Awakened touch: Toward the Magical Bedroom




The Magical Bedroom

( A chapter from the forthcoming book: The Power of Listening, creating the Magical Bedroom, the Magical Boardroom and the Forever Young Body... call for pdf of first four chapters)

The magical bedroom starts in the hands.
No, not really.
The magical bedroom starts in attention. Paying attention to yourself. Paying attention to your partner.
Touch that is in awareness.

The magical bedroom also starts in honest talk. This is what you will be developing in the talk chapters.
Listen to what the other person’s heart has to say.
Truth is the best foreplay.

And touch is important, too.
And here is what is most important: Awakened Love.
Without awakened love you are a robot. A well functioning robot, or a poorly functioning one, but a robot non the less.
Not to be too derogatory but life is stark in a certain way: we can drift and be mindless. We can chose and be mindful.

Awakened love is central to a well lived life. Hopefully with a person with whom to share your bed and life.
If not that, a good friend, a grandchild, a nephew, a partner in the world of waking up.

And for the magical bedroom, we are looking for a partner with whom to wake up in talk, and in touch.
Truth is the most important foreplay, and awakened touch comes in a close second.

And this book will be all foreplay.
Kissing and touching the hands, the arms, the neck, the face. Touching the foot.
That’s it.

Two months of that.
You will be changed. If you want further, come enroll in one of my six month courses, either private or small group.
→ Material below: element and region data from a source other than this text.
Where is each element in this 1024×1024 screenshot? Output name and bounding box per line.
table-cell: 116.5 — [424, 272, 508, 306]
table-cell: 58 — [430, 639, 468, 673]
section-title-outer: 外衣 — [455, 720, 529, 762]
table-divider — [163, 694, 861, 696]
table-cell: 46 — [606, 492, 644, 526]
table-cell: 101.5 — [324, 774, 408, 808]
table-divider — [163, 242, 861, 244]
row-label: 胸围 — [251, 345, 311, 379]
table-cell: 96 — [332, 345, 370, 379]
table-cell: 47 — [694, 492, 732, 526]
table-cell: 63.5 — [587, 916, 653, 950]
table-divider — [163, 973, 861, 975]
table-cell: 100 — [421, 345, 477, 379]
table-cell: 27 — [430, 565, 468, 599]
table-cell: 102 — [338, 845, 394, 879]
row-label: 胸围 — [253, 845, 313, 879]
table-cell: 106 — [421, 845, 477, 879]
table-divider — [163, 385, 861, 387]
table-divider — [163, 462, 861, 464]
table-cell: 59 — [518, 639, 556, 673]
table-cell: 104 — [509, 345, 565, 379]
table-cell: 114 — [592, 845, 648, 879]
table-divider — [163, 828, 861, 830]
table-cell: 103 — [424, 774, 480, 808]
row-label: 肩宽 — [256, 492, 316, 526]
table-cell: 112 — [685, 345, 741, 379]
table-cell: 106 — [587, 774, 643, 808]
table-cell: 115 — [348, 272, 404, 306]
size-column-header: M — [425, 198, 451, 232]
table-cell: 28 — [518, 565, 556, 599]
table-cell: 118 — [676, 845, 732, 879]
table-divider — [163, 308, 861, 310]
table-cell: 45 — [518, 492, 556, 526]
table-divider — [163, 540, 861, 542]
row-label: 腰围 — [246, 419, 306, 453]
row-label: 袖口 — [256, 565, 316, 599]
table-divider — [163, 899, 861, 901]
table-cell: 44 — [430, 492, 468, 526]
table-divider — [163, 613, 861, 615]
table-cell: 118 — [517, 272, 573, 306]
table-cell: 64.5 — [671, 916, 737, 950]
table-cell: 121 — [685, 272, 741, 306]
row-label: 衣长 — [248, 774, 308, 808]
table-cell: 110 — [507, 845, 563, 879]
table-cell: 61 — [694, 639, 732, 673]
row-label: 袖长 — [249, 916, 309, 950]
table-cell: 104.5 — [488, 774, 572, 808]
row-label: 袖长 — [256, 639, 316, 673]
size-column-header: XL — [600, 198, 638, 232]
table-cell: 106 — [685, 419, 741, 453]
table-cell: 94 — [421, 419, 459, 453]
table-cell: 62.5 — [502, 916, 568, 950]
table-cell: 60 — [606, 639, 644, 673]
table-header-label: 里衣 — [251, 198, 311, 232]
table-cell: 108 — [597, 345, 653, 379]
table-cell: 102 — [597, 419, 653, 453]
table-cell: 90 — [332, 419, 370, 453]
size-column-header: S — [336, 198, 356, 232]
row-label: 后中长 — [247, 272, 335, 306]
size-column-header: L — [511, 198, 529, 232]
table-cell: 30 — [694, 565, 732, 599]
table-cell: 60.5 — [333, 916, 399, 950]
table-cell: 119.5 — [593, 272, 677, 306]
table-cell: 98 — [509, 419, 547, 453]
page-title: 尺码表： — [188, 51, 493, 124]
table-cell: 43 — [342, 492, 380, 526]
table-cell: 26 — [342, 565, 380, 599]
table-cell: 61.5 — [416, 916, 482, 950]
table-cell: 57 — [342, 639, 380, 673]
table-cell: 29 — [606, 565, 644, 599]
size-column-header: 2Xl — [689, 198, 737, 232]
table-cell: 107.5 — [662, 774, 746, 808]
Things get steamy on the third month, but only after a solid presence in touch orientation.
If you are awake in your touch, the world is a completely new and fresh place.

And this can be practiced on a park bench.
How nice.

So let’s start.
Today, the arm.

Take one, and only one of your partner’s arms. You will be exploring the whole arm and hand and those miraculous fingers.
For three minutes explore their arm as if you were a Martian and not really sure what arms and hand are.
And you are a baby, you aren’t even sure what your own arms and hands are
Three minutes.
Touch and explore their arm and hand: with your hand.
With your hands.
How is it different with one hand and two.
Explore with your finger tips. With all the fingers. With one of two at a time. With different combinations of fingers.
Explore with the back of your hand.
The palm.
Both sides.
Explore with your lower arm and elbow and upper arm.

Go slowly.
Find the thrill in the sensation, and the learning.
Find the pleasure in being very clear and present to the point of contact.
Mindfulness of the moving and sweet point of contact: that will come to be exquisitely useful later.
And it’s exquisitely delightful now.

Enjoy.

Do this for three minutes and then take turns sharing how that was for each other.

Now, for the next three minutes.
Take turns articulating three short sentences at a time each. Three here and now observations of either what you are feeling or what you are doing, or if you are the toucher/ explorer, both.

For example>
A: I feel your thumb rubbing the inside of my wrist. I feel my breathing coming in and out. I feel my bottom on the chair.
B: I feel my thumb rubbing your wrist. I feel the softness of your skin. I notice your chest going up and down as you breathe.
A: I feel you now stroking the back of my arm with the back of your arm. I can feel the bones under my skin as you do that. I can hear the bird singing outside.
B: I feel your arm with my arm. I feel my arm moving at the shoulder. I notice I am looking away from you.

And so on.
Three minutes.

Then share how that was.

Switch to do each kind of touching the other way.

And share after each kind of touching.

And you can do this more than once a day.

And do if for two or three days and then will kick in the next layer of touching.